Jaws lifted a paw, plopped it into Simon’s palm. “Son of a bitch.” He laughed, and the dog forgot himself in pride and pleasure to rear up and lap at Simon’s face. “That’s pretty good. That’s pretty damn good, you dumbass.”
Fiona smiled down as man and dog congratulated each other.
“Do it again,” Simon demanded. “Sit. Okay, shake. Nice.” He stroked the pup’s ears, looked up at Fiona. “How’d you teach him that so fast?”
God, they looked adorable together, she realized. The tawny-eyed man with his morning stubble, the young dog who was growing into his feet.
“He wants to learn, to please. He has a strong drive.” She passed treats into Simon’s free hand. “Reward him. He’ll be happy with your approval and affection, but the food reward’s extra incentive.”
She picked up the shovel, began to toss dirt, then peat, then dirt into the hole.
“That’s enough. We need to set the root-ball.”

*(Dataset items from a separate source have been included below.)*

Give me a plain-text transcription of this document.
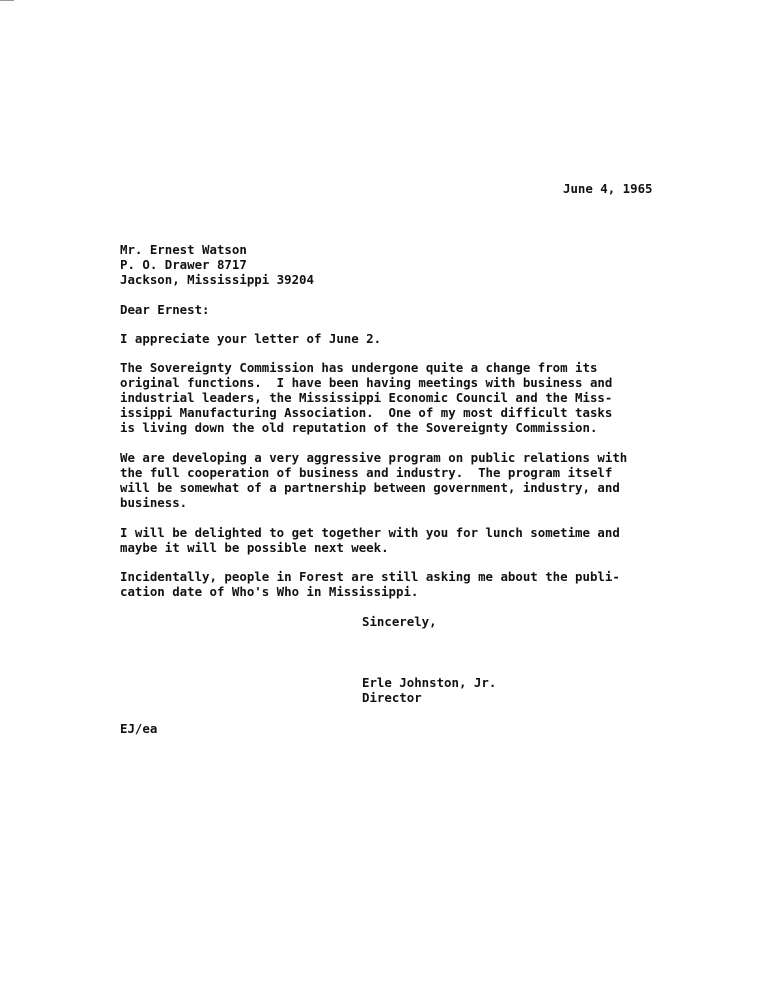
June 4, 1965
Mr. Ernest Watson
P. O. Drawer 8717
Jackson, Mississippi 39204
Dear Ernest:
I appreciate your letter of June 2.
The Sovereignty Commission has undergone quite a change from its
original functions.  I have been having meetings with business and
industrial leaders, the Mississippi Economic Council and the Miss-
issippi Manufacturing Association.  One of my most difficult tasks
is living down the old reputation of the Sovereignty Commission.
We are developing a very aggressive program on public relations with
the full cooperation of business and industry.  The program itself
will be somewhat of a partnership between government, industry, and
business.
I will be delighted to get together with you for lunch sometime and
maybe it will be possible next week.
Incidentally, people in Forest are still asking me about the publi-
cation date of Who's Who in Mississippi.
Sincerely,
Erle Johnston, Jr.
Director
EJ/ea
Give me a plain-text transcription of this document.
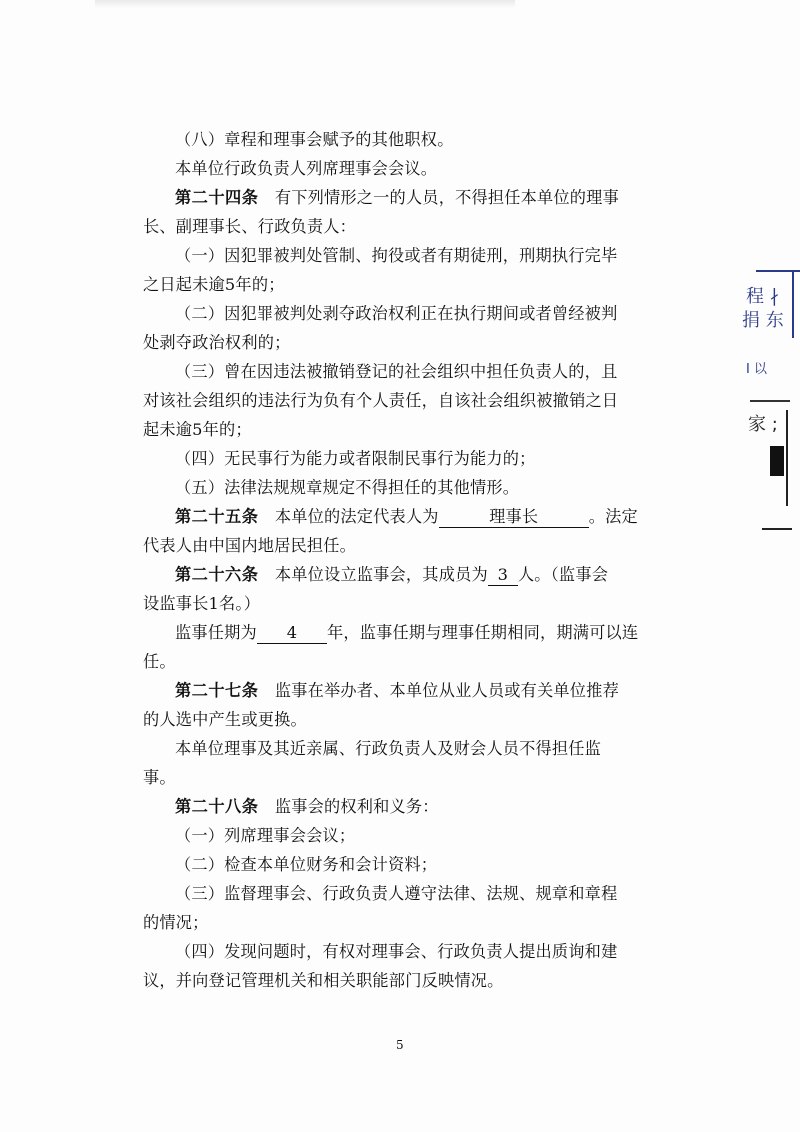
（八）章程和理事会赋予的其他职权。
本单位行政负责人列席理事会会议。
第二十四条　有下列情形之一的人员，不得担任本单位的理事
长、副理事长、行政负责人：
（一）因犯罪被判处管制、拘役或者有期徒刑，刑期执行完毕
之日起未逾5年的；
（二）因犯罪被判处剥夺政治权利正在执行期间或者曾经被判
处剥夺政治权利的；
（三）曾在因违法被撤销登记的社会组织中担任负责人的，且
对该社会组织的违法行为负有个人责任，自该社会组织被撤销之日
起未逾5年的；
（四）无民事行为能力或者限制民事行为能力的；
（五）法律法规规章规定不得担任的其他情形。
第二十五条　本单位的法定代表人为	理事长	。法定
代表人由中国内地居民担任。
第二十六条　本单位设立监事会，其成员为 3 人。（监事会
设监事长1名。）
监事任期为 4 年，监事任期与理事任期相同，期满可以连
任。
第二十七条　监事在举办者、本单位从业人员或有关单位推荐
的人选中产生或更换。
本单位理事及其近亲属、行政负责人及财会人员不得担任监
事。
第二十八条　监事会的权利和义务：
（一）列席理事会会议；
（二）检查本单位财务和会计资料；
（三）监督理事会、行政负责人遵守法律、法规、规章和章程
的情况；
（四）发现问题时，有权对理事会、行政负责人提出质询和建
议，并向登记管理机关和相关职能部门反映情况。
5
程 ∤
捐 东
I 以
家 ;
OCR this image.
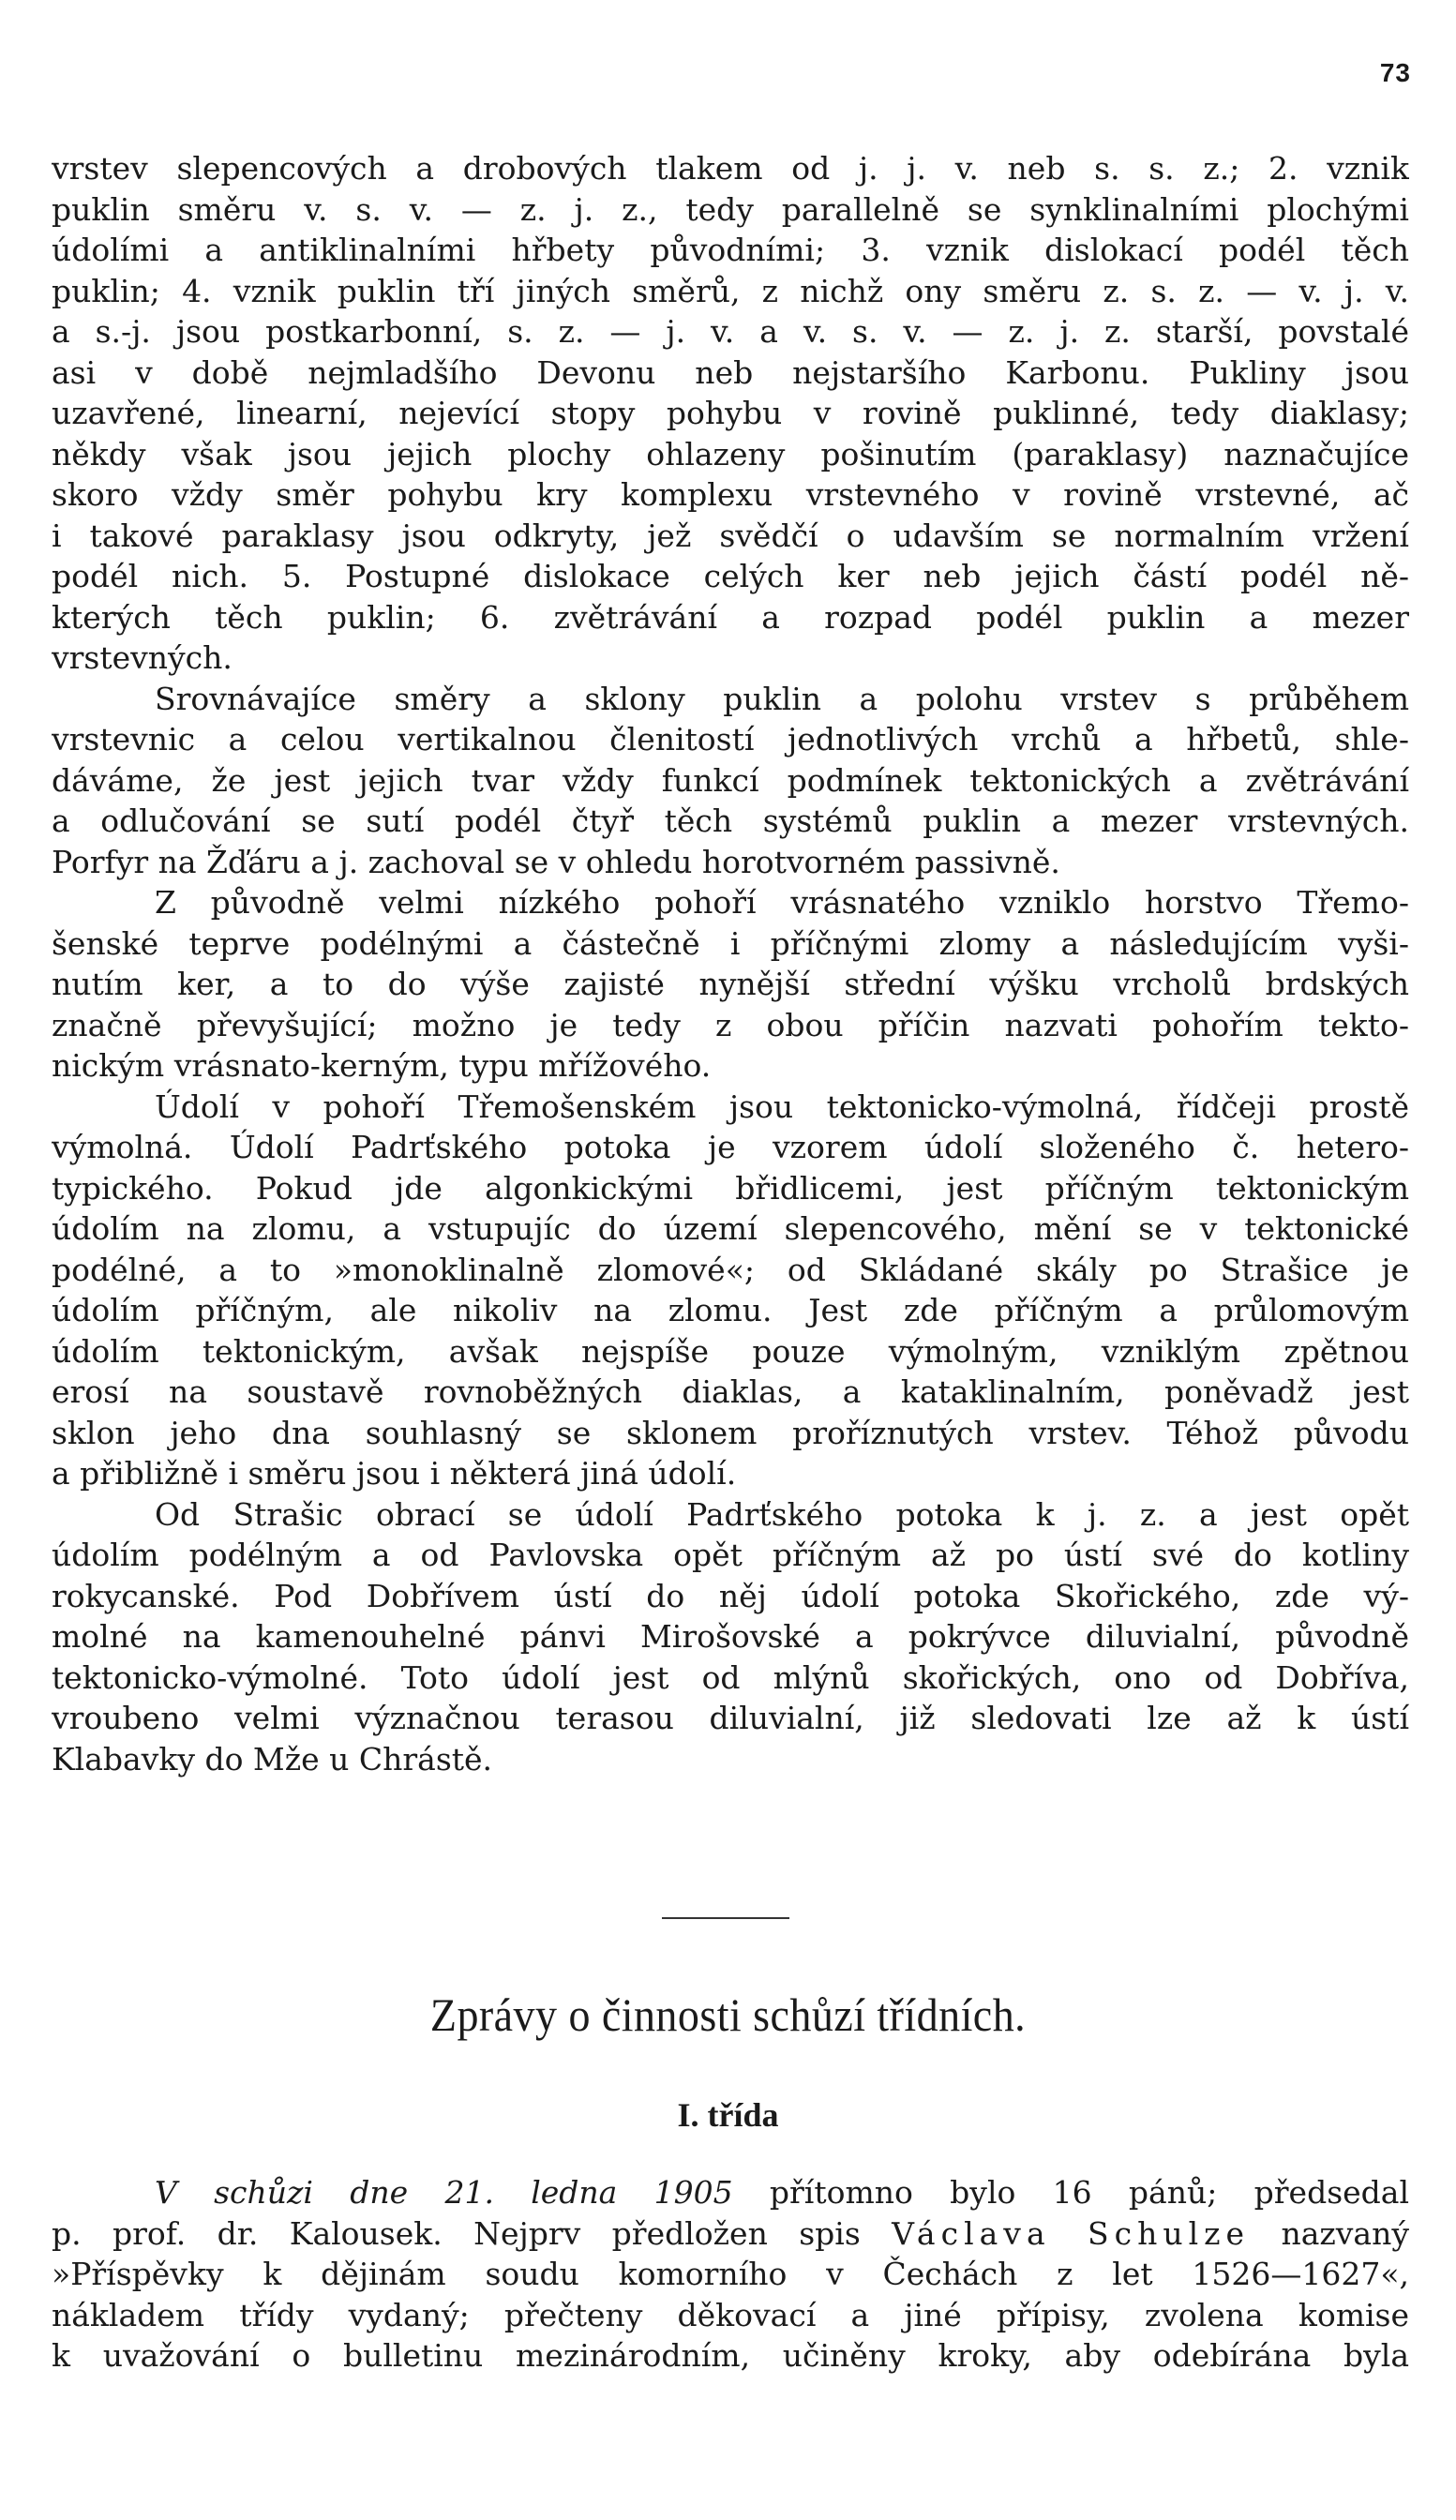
73
vrstev slepencových a drobových tlakem od j. j. v. neb s. s. z.; 2. vznik
puklin směru v. s. v. — z. j. z., tedy parallelně se synklinalními plochými
údolími a antiklinalními hřbety původními; 3. vznik dislokací podél těch
puklin; 4. vznik puklin tří jiných směrů, z nichž ony směru z. s. z. — v. j. v.
a s.-j. jsou postkarbonní, s. z. — j. v. a v. s. v. — z. j. z. starší, povstalé
asi v době nejmladšího Devonu neb nejstaršího Karbonu. Pukliny jsou
uzavřené, linearní, nejevící stopy pohybu v rovině puklinné, tedy diaklasy;
někdy však jsou jejich plochy ohlazeny pošinutím (paraklasy) naznačujíce
skoro vždy směr pohybu kry komplexu vrstevného v rovině vrstevné, ač
i takové paraklasy jsou odkryty, jež svědčí o udavším se normalním vržení
podél nich. 5. Postupné dislokace celých ker neb jejich částí podél ně-
kterých těch puklin; 6. zvětrávání a rozpad podél puklin a mezer
vrstevných.
Srovnávajíce směry a sklony puklin a polohu vrstev s průběhem
vrstevnic a celou vertikalnou členitostí jednotlivých vrchů a hřbetů, shle-
dáváme, že jest jejich tvar vždy funkcí podmínek tektonických a zvětrávání
a odlučování se sutí podél čtyř těch systémů puklin a mezer vrstevných.
Porfyr na Žďáru a j. zachoval se v ohledu horotvorném passivně.
Z původně velmi nízkého pohoří vrásnatého vzniklo horstvo Třemo-
šenské teprve podélnými a částečně i příčnými zlomy a následujícím vyši-
nutím ker, a to do výše zajisté nynější střední výšku vrcholů brdských
značně převyšující; možno je tedy z obou příčin nazvati pohořím tekto-
nickým vrásnato-kerným, typu mřížového.
Údolí v pohoří Třemošenském jsou tektonicko-výmolná, řídčeji prostě
výmolná. Údolí Padrťského potoka je vzorem údolí složeného č. hetero-
typického. Pokud jde algonkickými břidlicemi, jest příčným tektonickým
údolím na zlomu, a vstupujíc do území slepencového, mění se v tektonické
podélné, a to »monoklinalně zlomové«; od Skládané skály po Strašice je
údolím příčným, ale nikoliv na zlomu. Jest zde příčným a průlomovým
údolím tektonickým, avšak nejspíše pouze výmolným, vzniklým zpětnou
erosí na soustavě rovnoběžných diaklas, a kataklinalním, poněvadž jest
sklon jeho dna souhlasný se sklonem proříznutých vrstev. Téhož původu
a přibližně i směru jsou i některá jiná údolí.
Od Strašic obrací se údolí Padrťského potoka k j. z. a jest opět
údolím podélným a od Pavlovska opět příčným až po ústí své do kotliny
rokycanské. Pod Dobřívem ústí do něj údolí potoka Skořického, zde vý-
molné na kamenouhelné pánvi Mirošovské a pokrývce diluvialní, původně
tektonicko-výmolné. Toto údolí jest od mlýnů skořických, ono od Dobříva,
vroubeno velmi význačnou terasou diluvialní, již sledovati lze až k ústí
Klabavky do Mže u Chrástě.
Zprávy o činnosti schůzí třídních.
I. třída
V schůzi dne 21. ledna 1905 přítomno bylo 16 pánů; předsedal
p. prof. dr. Kalousek. Nejprv předložen spis Václava Schulze nazvaný
»Příspěvky k dějinám soudu komorního v Čechách z let 1526—1627«,
nákladem třídy vydaný; přečteny děkovací a jiné přípisy, zvolena komise
k uvažování o bulletinu mezinárodním, učiněny kroky, aby odebírána byla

“I don’t know much about planting trees.” She swiped the back of the work glove over her brow. “In fact, this is my first. Do you?”
“I’ve plugged in a few.”
“I thought you lived in the city before Orcas.”
“I didn’t grow up in the city. My family’s in construction.”
“Okay, but doesn’t that mean planting buildings?”
His lips quirked. “You could say. But my dad’s policy was to buy a tree or a shrub for any new house he built. So I plugged in a few.”
“That’s nice. Your dad’s policy, that’s nice.”
“Yeah. Nice gesture, and good business.”